In regular parallel problems, the data arrays are distributed across the processors following some mathematical law, e.g. cyclic(k), and the data access pattern is an affine function of the loop indices. This situation is typical of dense linear algebra, which mainly uses array sections, and of automatically parallelized code. Irregular parallel problems cover all other cases. In data-parallel programs, irregular parallel problem are typically implemented by vector-valued subscripts, such as A(L(i)), or by the INDIRECT mapping directive proposed in HPF 2.0 Approved Extensions [12].
Our framework is distributed memory machines and message-passing communication. For regular parallel problems, the data structures required to access the distributed arrays and to optimize the communications can be worked out at compile time, or set up at run-time at low cost [2, 7, 9, 10, 6]. For irregular parallel problems, one solution is to set up at run-time the analogous data structures, which have now to explicitly store all the global to local translation tables. These data structures are called schedules and the code generation is the so-called inspector/executor scheme [13, 5, 14]. Setting up schedules is costly: [14] reports that the time to generate a schedule for a 14026-sized data array is in the range 0.4 to 1 second for 128 down to 16 processors on a iPSC/860, and that the time to build the translation tables is in the 1 to 7 seconds range. Hence the inspector/executor scheme targets irregular problems which exhibit spatial and temporal locality. Temporal locality allows to reuse already bought off-processor data (incremental schedules). Spatial locality eliminates duplicate off-processor references by hash tables. Real-world applications displaying a high level of spatial locality have been proven to benefit extensively from the inspector/executor scheme [13, 14]. Temporal an spatial locality can be also exploited through data-flow analysis [8], with the same purpose : eliminate redundant communications.
Undoubtedly, if there is no spatial nor temporal locality any parallel implementation of an irregular problem will behave poorly. Nevertheless, minimizing the penalty deserves some effort, either not to cancel the speedup of other parts of the program, or because a parallel implementation is mandatory because of memory space limitation. The straightforward method to compile irregular assignments (used for instance by the IBM XL-HPF compiler) is to make available all informations (data and indirection arrays) to all processors, and to let them pick up independently what data they need. In the following, we call this method the global method. Although robust, the global method does not really solve the problem, for two reasons. First, the memory requirement on each processor may be the size of the global array. Second, the performance deteriorates when the available parallelism, i.e. number of processors, increases, as we show in sections 3 and 4.
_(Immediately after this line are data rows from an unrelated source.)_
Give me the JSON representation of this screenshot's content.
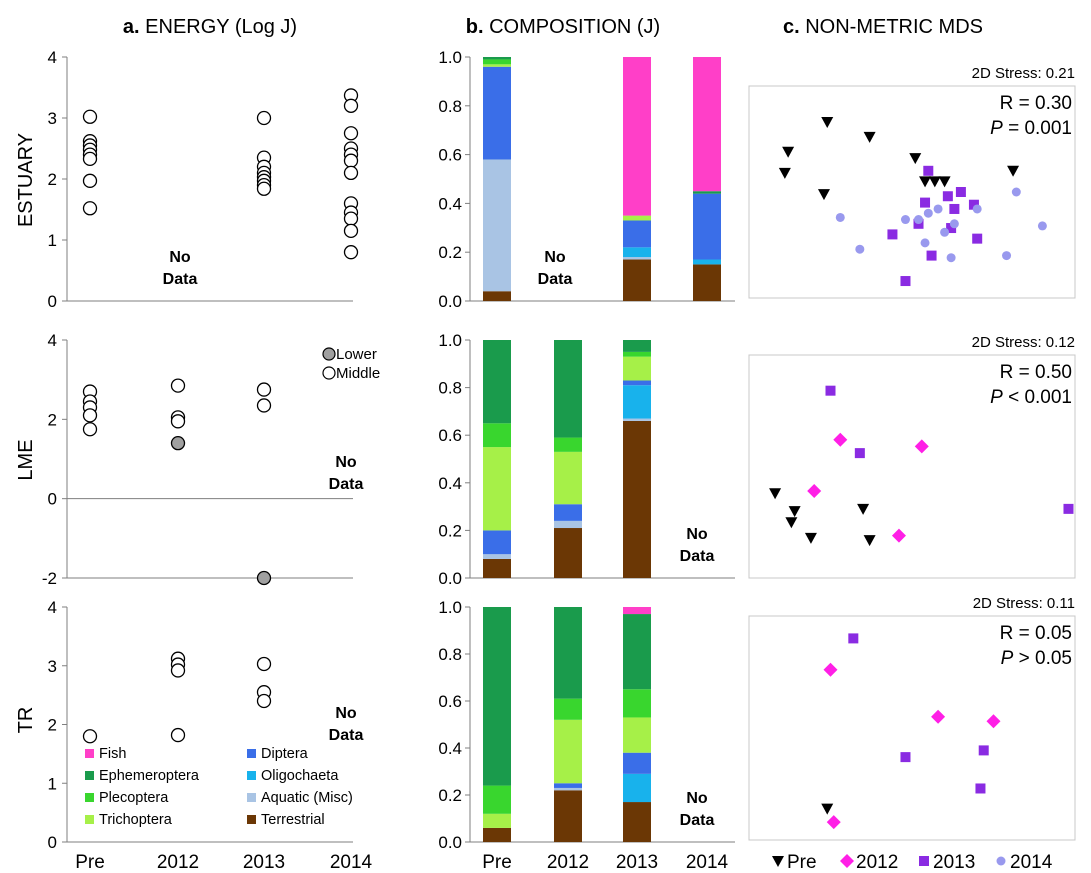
{
  "panel_titles": {
    "a": {
      "letter": "a.",
      "text": " ENERGY (Log J)"
    },
    "b": {
      "letter": "b.",
      "text": " COMPOSITION (J)"
    },
    "c": {
      "letter": "c.",
      "text": " NON-METRIC MDS"
    }
  },
  "row_labels": [
    "ESTUARY",
    "LME",
    "TR"
  ],
  "categories": [
    "Pre",
    "2012",
    "2013",
    "2014"
  ],
  "no_data_label": [
    "No",
    "Data"
  ],
  "colors": {
    "Fish": "#ff3fc8",
    "Ephemeroptera": "#1a9b4c",
    "Plecoptera": "#39d62e",
    "Trichoptera": "#a6f048",
    "Diptera": "#3a6ee8",
    "Oligochaeta": "#18b2ec",
    "Aquatic (Misc)": "#a9c4e4",
    "Terrestrial": "#6b3705",
    "mds_Pre": "#000000",
    "mds_2012": "#ff1fe6",
    "mds_2013": "#8a2be2",
    "mds_2014": "#9999ee",
    "lower_fill": "#a0a0a0"
  },
  "chart_data": [
    {
      "type": "scatter",
      "panel": "a",
      "row": "ESTUARY",
      "ylim": [
        0,
        4
      ],
      "yticks": [
        "0",
        "1",
        "2",
        "3",
        "4"
      ],
      "x": [
        "Pre",
        "2012",
        "2013",
        "2014"
      ],
      "series": [
        {
          "name": "",
          "style": "open",
          "points": [
            [
              "Pre",
              3.02
            ],
            [
              "Pre",
              2.62
            ],
            [
              "Pre",
              2.55
            ],
            [
              "Pre",
              2.48
            ],
            [
              "Pre",
              2.4
            ],
            [
              "Pre",
              2.33
            ],
            [
              "Pre",
              1.97
            ],
            [
              "Pre",
              1.52
            ],
            [
              "2013",
              3.0
            ],
            [
              "2013",
              2.35
            ],
            [
              "2013",
              2.2
            ],
            [
              "2013",
              2.1
            ],
            [
              "2013",
              2.03
            ],
            [
              "2013",
              1.97
            ],
            [
              "2013",
              1.9
            ],
            [
              "2013",
              1.84
            ],
            [
              "2014",
              3.37
            ],
            [
              "2014",
              3.2
            ],
            [
              "2014",
              2.75
            ],
            [
              "2014",
              2.5
            ],
            [
              "2014",
              2.4
            ],
            [
              "2014",
              2.3
            ],
            [
              "2014",
              2.1
            ],
            [
              "2014",
              1.6
            ],
            [
              "2014",
              1.45
            ],
            [
              "2014",
              1.35
            ],
            [
              "2014",
              1.15
            ],
            [
              "2014",
              0.8
            ]
          ]
        }
      ],
      "no_data_at": "2012"
    },
    {
      "type": "scatter",
      "panel": "a",
      "row": "LME",
      "ylim": [
        -2,
        4
      ],
      "yticks": [
        "-2",
        "0",
        "2",
        "4"
      ],
      "x": [
        "Pre",
        "2012",
        "2013",
        "2014"
      ],
      "zero_line": true,
      "legend": [
        "Lower",
        "Middle"
      ],
      "series": [
        {
          "name": "Lower",
          "style": "filled",
          "points": [
            [
              "2012",
              1.4
            ],
            [
              "2013",
              -2.0
            ]
          ]
        },
        {
          "name": "Middle",
          "style": "open",
          "points": [
            [
              "Pre",
              2.7
            ],
            [
              "Pre",
              2.45
            ],
            [
              "Pre",
              2.3
            ],
            [
              "Pre",
              2.1
            ],
            [
              "Pre",
              1.75
            ],
            [
              "2012",
              2.85
            ],
            [
              "2012",
              2.05
            ],
            [
              "2012",
              1.95
            ],
            [
              "2013",
              2.75
            ],
            [
              "2013",
              2.35
            ]
          ]
        }
      ],
      "no_data_at": "2014"
    },
    {
      "type": "scatter",
      "panel": "a",
      "row": "TR",
      "ylim": [
        0,
        4
      ],
      "yticks": [
        "0",
        "1",
        "2",
        "3",
        "4"
      ],
      "x": [
        "Pre",
        "2012",
        "2013",
        "2014"
      ],
      "series": [
        {
          "name": "",
          "style": "open",
          "points": [
            [
              "Pre",
              1.8
            ],
            [
              "2012",
              3.12
            ],
            [
              "2012",
              3.02
            ],
            [
              "2012",
              2.92
            ],
            [
              "2012",
              1.82
            ],
            [
              "2013",
              3.03
            ],
            [
              "2013",
              2.55
            ],
            [
              "2013",
              2.4
            ]
          ]
        }
      ],
      "no_data_at": "2014"
    },
    {
      "type": "bar",
      "stacked": true,
      "panel": "b",
      "row": "ESTUARY",
      "ylim": [
        0,
        1
      ],
      "yticks": [
        "0.0",
        "0.2",
        "0.4",
        "0.6",
        "0.8",
        "1.0"
      ],
      "categories": [
        "Pre",
        "2012",
        "2013",
        "2014"
      ],
      "no_data_at": "2012",
      "series": [
        {
          "name": "Terrestrial",
          "values": [
            0.04,
            null,
            0.17,
            0.15
          ]
        },
        {
          "name": "Aquatic (Misc)",
          "values": [
            0.54,
            null,
            0.01,
            0.0
          ]
        },
        {
          "name": "Oligochaeta",
          "values": [
            0.0,
            null,
            0.04,
            0.02
          ]
        },
        {
          "name": "Diptera",
          "values": [
            0.38,
            null,
            0.11,
            0.27
          ]
        },
        {
          "name": "Trichoptera",
          "values": [
            0.01,
            null,
            0.02,
            0.0
          ]
        },
        {
          "name": "Plecoptera",
          "values": [
            0.02,
            null,
            0.0,
            0.0
          ]
        },
        {
          "name": "Ephemeroptera",
          "values": [
            0.01,
            null,
            0.0,
            0.01
          ]
        },
        {
          "name": "Fish",
          "values": [
            0.0,
            null,
            0.65,
            0.55
          ]
        }
      ]
    },
    {
      "type": "bar",
      "stacked": true,
      "panel": "b",
      "row": "LME",
      "ylim": [
        0,
        1
      ],
      "yticks": [
        "0.0",
        "0.2",
        "0.4",
        "0.6",
        "0.8",
        "1.0"
      ],
      "categories": [
        "Pre",
        "2012",
        "2013",
        "2014"
      ],
      "no_data_at": "2014",
      "series": [
        {
          "name": "Terrestrial",
          "values": [
            0.08,
            0.21,
            0.66,
            null
          ]
        },
        {
          "name": "Aquatic (Misc)",
          "values": [
            0.02,
            0.03,
            0.01,
            null
          ]
        },
        {
          "name": "Oligochaeta",
          "values": [
            0.0,
            0.0,
            0.14,
            null
          ]
        },
        {
          "name": "Diptera",
          "values": [
            0.1,
            0.07,
            0.02,
            null
          ]
        },
        {
          "name": "Trichoptera",
          "values": [
            0.35,
            0.22,
            0.1,
            null
          ]
        },
        {
          "name": "Plecoptera",
          "values": [
            0.1,
            0.06,
            0.02,
            null
          ]
        },
        {
          "name": "Ephemeroptera",
          "values": [
            0.35,
            0.41,
            0.05,
            null
          ]
        },
        {
          "name": "Fish",
          "values": [
            0.0,
            0.0,
            0.0,
            null
          ]
        }
      ]
    },
    {
      "type": "bar",
      "stacked": true,
      "panel": "b",
      "row": "TR",
      "ylim": [
        0,
        1
      ],
      "yticks": [
        "0.0",
        "0.2",
        "0.4",
        "0.6",
        "0.8",
        "1.0"
      ],
      "categories": [
        "Pre",
        "2012",
        "2013",
        "2014"
      ],
      "xlabels": [
        "Pre",
        "2012",
        "2013",
        "2014"
      ],
      "no_data_at": "2014",
      "series": [
        {
          "name": "Terrestrial",
          "values": [
            0.06,
            0.22,
            0.17,
            null
          ]
        },
        {
          "name": "Aquatic (Misc)",
          "values": [
            0.0,
            0.01,
            0.0,
            null
          ]
        },
        {
          "name": "Oligochaeta",
          "values": [
            0.0,
            0.0,
            0.12,
            null
          ]
        },
        {
          "name": "Diptera",
          "values": [
            0.0,
            0.02,
            0.09,
            null
          ]
        },
        {
          "name": "Trichoptera",
          "values": [
            0.06,
            0.27,
            0.15,
            null
          ]
        },
        {
          "name": "Plecoptera",
          "values": [
            0.12,
            0.09,
            0.12,
            null
          ]
        },
        {
          "name": "Ephemeroptera",
          "values": [
            0.76,
            0.39,
            0.32,
            null
          ]
        },
        {
          "name": "Fish",
          "values": [
            0.0,
            0.0,
            0.03,
            null
          ]
        }
      ]
    },
    {
      "type": "scatter",
      "panel": "c",
      "row": "ESTUARY",
      "stress": "2D Stress: 0.21",
      "stat_r": "R = 0.30",
      "stat_p_var": "P",
      "stat_p_rest": " = 0.001",
      "xlim": [
        0,
        1
      ],
      "ylim": [
        0,
        1
      ],
      "series": [
        {
          "name": "Pre",
          "marker": "tri-down",
          "points": [
            [
              0.24,
              0.83
            ],
            [
              0.37,
              0.76
            ],
            [
              0.12,
              0.69
            ],
            [
              0.11,
              0.59
            ],
            [
              0.51,
              0.66
            ],
            [
              0.23,
              0.49
            ],
            [
              0.81,
              0.6
            ],
            [
              0.54,
              0.55
            ],
            [
              0.57,
              0.55
            ],
            [
              0.6,
              0.55
            ]
          ]
        },
        {
          "name": "2012",
          "marker": "diamond",
          "points": []
        },
        {
          "name": "2013",
          "marker": "square",
          "points": [
            [
              0.48,
              0.08
            ],
            [
              0.56,
              0.2
            ],
            [
              0.63,
              0.42
            ],
            [
              0.62,
              0.33
            ],
            [
              0.55,
              0.6
            ],
            [
              0.61,
              0.48
            ],
            [
              0.65,
              0.5
            ],
            [
              0.69,
              0.44
            ],
            [
              0.7,
              0.28
            ],
            [
              0.54,
              0.45
            ],
            [
              0.52,
              0.35
            ],
            [
              0.44,
              0.3
            ]
          ]
        },
        {
          "name": "2014",
          "marker": "circle",
          "points": [
            [
              0.82,
              0.5
            ],
            [
              0.7,
              0.42
            ],
            [
              0.63,
              0.35
            ],
            [
              0.6,
              0.31
            ],
            [
              0.58,
              0.42
            ],
            [
              0.55,
              0.4
            ],
            [
              0.48,
              0.37
            ],
            [
              0.52,
              0.37
            ],
            [
              0.28,
              0.38
            ],
            [
              0.34,
              0.23
            ],
            [
              0.54,
              0.26
            ],
            [
              0.62,
              0.19
            ],
            [
              0.79,
              0.2
            ],
            [
              0.9,
              0.34
            ]
          ]
        }
      ]
    },
    {
      "type": "scatter",
      "panel": "c",
      "row": "LME",
      "stress": "2D Stress: 0.12",
      "stat_r": "R = 0.50",
      "stat_p_var": "P",
      "stat_p_rest": " < 0.001",
      "xlim": [
        0,
        1
      ],
      "ylim": [
        0,
        1
      ],
      "series": [
        {
          "name": "Pre",
          "marker": "tri-down",
          "points": [
            [
              0.08,
              0.38
            ],
            [
              0.14,
              0.3
            ],
            [
              0.13,
              0.25
            ],
            [
              0.19,
              0.18
            ],
            [
              0.35,
              0.31
            ],
            [
              0.37,
              0.17
            ]
          ]
        },
        {
          "name": "2012",
          "marker": "diamond",
          "points": [
            [
              0.2,
              0.39
            ],
            [
              0.28,
              0.62
            ],
            [
              0.53,
              0.59
            ],
            [
              0.46,
              0.19
            ]
          ]
        },
        {
          "name": "2013",
          "marker": "square",
          "points": [
            [
              0.25,
              0.84
            ],
            [
              0.34,
              0.56
            ],
            [
              0.98,
              0.31
            ]
          ]
        },
        {
          "name": "2014",
          "marker": "circle",
          "points": []
        }
      ]
    },
    {
      "type": "scatter",
      "panel": "c",
      "row": "TR",
      "stress": "2D Stress: 0.11",
      "stat_r": "R = 0.05",
      "stat_p_var": "P",
      "stat_p_rest": " > 0.05",
      "xlim": [
        0,
        1
      ],
      "ylim": [
        0,
        1
      ],
      "legend": [
        "Pre",
        "2012",
        "2013",
        "2014"
      ],
      "series": [
        {
          "name": "Pre",
          "marker": "tri-down",
          "points": [
            [
              0.24,
              0.14
            ]
          ]
        },
        {
          "name": "2012",
          "marker": "diamond",
          "points": [
            [
              0.25,
              0.76
            ],
            [
              0.26,
              0.08
            ],
            [
              0.58,
              0.55
            ],
            [
              0.75,
              0.53
            ]
          ]
        },
        {
          "name": "2013",
          "marker": "square",
          "points": [
            [
              0.32,
              0.9
            ],
            [
              0.48,
              0.37
            ],
            [
              0.72,
              0.4
            ],
            [
              0.71,
              0.23
            ]
          ]
        },
        {
          "name": "2014",
          "marker": "circle",
          "points": []
        }
      ]
    }
  ],
  "composition_legend": [
    {
      "name": "Fish",
      "col": 0
    },
    {
      "name": "Diptera",
      "col": 1
    },
    {
      "name": "Ephemeroptera",
      "col": 0
    },
    {
      "name": "Oligochaeta",
      "col": 1
    },
    {
      "name": "Plecoptera",
      "col": 0
    },
    {
      "name": "Aquatic (Misc)",
      "col": 1
    },
    {
      "name": "Trichoptera",
      "col": 0
    },
    {
      "name": "Terrestrial",
      "col": 1
    }
  ]
}
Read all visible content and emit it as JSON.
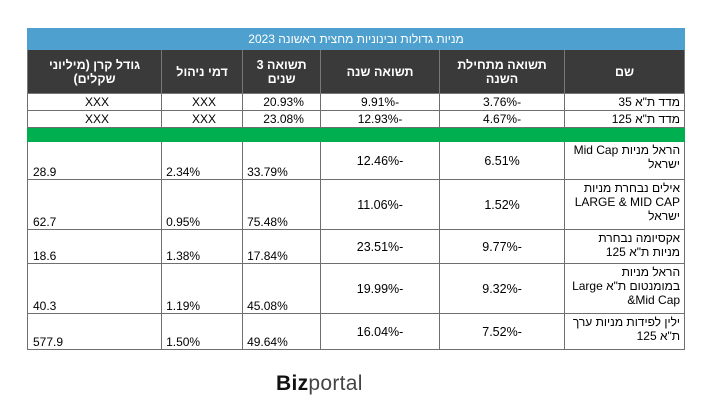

This paper describes a technique to optimize some irregular array assignments when no locality can be exploited. We show that in many cases, an irregular problem can be converted into a sorting problem. In the framework of routing theory, this idea is quite well-known [11]; however, we are not aware that it has been applied in the framework of parallel compilation.
Section 2 describes when and how the sorting method may apply. Section 3 discusses the theoretical advantages of the sorting method over the global method. Section 4 reports an experimental comparison, and demonstrates that the sorting method consistenly outperforms the global method in the range of feasible machines. Conclusions are presented in section 5.